Dağıstan'da doğdu. Rus istilasından sonra Dağıstan'ın istiklali için Şeyh Şâmil ve Hacı Murad'ın yanında mücadele eden babası, adını Hacı Murad'a ithafen Murad koydu. Mizancı lakabını alması Mîzan adlı bir gazeteyi çıkarmasından sonradır. İlköğretim (rüştiye), ortaöğretim (gimnazyum) ve üniversite eğitimini tamamlamış olarak yirmi yaşlarında İstanbul'a geldi (1873).
İstanbul'da ilk olarak Rusça gazeteler sayesinde gıyaben tanıdığı Sadrazam Midhat Paşa ile görüştü. Rusça-Fransızca tercümanı olarak devlet memurluğuna başladı. Üç yıl içinde gazetelerde yazmaya başladı. Bir süre sonra rüşvet, liyakatsizlik ve görev ihmali gibi hususlarda şikâyet ederek memurluğu bırakıp yeni açılan Mekteb-i Mülkiye'ye hoca oldu (1877). Mekteb-i Hukuk'ta tarih dersleri verdi ve Dârülmuallimîn-i Âliye'de hocalık ile müdürlük görevinde bulundu.
1886 yılında bütün görevlerinden istifa ederek Mîzan gazetesini çıkarmaya başladı. Gazetesinde hükümeti eleştiren yazılar da yazdı. Ancak eleştirilerinin dozunu artırınca Sultan II. Abdülhamid, onu 1891'de Düyûn-ı Umûmiye komiseri olarak atadı. Böylece dolaylı olarak Mizancı Murad'ın gazeteyi kapatmasını sağlamış oldu. Bu süreçte padişahın, ıslahat yapmaya yanaşmadığını ve yanaşmayacağını anlayınca 1895'te bu görevinden istifa etti. Gaspıralı İsmâil Bey ile de haberleşerek Kırım üzerinden Avrupa'ya gitti.

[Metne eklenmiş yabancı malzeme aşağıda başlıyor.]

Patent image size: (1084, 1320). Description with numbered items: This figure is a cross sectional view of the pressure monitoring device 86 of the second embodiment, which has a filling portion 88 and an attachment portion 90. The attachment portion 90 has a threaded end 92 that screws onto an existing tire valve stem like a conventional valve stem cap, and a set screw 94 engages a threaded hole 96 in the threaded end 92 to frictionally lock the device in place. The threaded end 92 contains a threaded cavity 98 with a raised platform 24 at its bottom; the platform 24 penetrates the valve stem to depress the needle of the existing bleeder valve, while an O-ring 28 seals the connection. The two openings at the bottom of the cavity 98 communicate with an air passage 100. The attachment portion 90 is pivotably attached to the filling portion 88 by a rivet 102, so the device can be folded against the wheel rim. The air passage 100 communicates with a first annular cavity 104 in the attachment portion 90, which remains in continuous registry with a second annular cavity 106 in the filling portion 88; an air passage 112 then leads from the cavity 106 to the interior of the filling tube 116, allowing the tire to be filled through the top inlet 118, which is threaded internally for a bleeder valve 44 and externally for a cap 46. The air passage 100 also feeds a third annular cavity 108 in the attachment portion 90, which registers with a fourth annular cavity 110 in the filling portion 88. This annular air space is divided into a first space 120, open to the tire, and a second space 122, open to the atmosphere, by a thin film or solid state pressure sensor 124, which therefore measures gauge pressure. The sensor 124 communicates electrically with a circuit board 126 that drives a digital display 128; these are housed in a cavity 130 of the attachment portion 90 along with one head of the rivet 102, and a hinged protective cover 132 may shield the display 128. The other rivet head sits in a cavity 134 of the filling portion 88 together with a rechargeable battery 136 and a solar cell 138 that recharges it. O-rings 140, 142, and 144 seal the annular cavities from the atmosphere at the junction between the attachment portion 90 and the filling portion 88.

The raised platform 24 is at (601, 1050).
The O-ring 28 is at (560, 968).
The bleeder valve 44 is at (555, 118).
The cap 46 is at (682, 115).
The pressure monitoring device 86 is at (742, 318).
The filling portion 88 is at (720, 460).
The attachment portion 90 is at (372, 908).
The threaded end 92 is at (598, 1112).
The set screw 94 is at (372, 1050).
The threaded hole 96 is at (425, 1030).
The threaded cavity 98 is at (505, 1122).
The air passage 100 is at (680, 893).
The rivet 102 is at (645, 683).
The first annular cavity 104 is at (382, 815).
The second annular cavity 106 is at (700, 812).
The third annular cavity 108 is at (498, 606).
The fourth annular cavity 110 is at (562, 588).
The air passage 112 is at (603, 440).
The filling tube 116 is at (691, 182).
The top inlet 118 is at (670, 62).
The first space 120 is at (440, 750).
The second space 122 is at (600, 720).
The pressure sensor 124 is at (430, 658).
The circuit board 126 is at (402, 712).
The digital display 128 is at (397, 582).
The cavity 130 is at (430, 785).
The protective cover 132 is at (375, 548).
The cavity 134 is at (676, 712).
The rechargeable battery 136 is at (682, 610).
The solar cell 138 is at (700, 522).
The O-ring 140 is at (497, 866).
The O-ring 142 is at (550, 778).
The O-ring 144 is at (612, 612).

Paris'te çoğu Mekteb-i Mülkiye'deki öğrencilerinden oluşan Jön Türkler, kendisine İttihat ve Terakkî liderliğini teklif etti, ancak o teklifi kabul etmedi. Buna rağmen İttihat ve Terakkî lideri Ahmed Rızâ, hükümetin ajanı olarak gördüğü için kendisine soğuk davrandı. Paris'te rahat edemedi ve Mısır'a giderek Mîzan gazetesini Kahire'de çıkarmaya başladı (1896).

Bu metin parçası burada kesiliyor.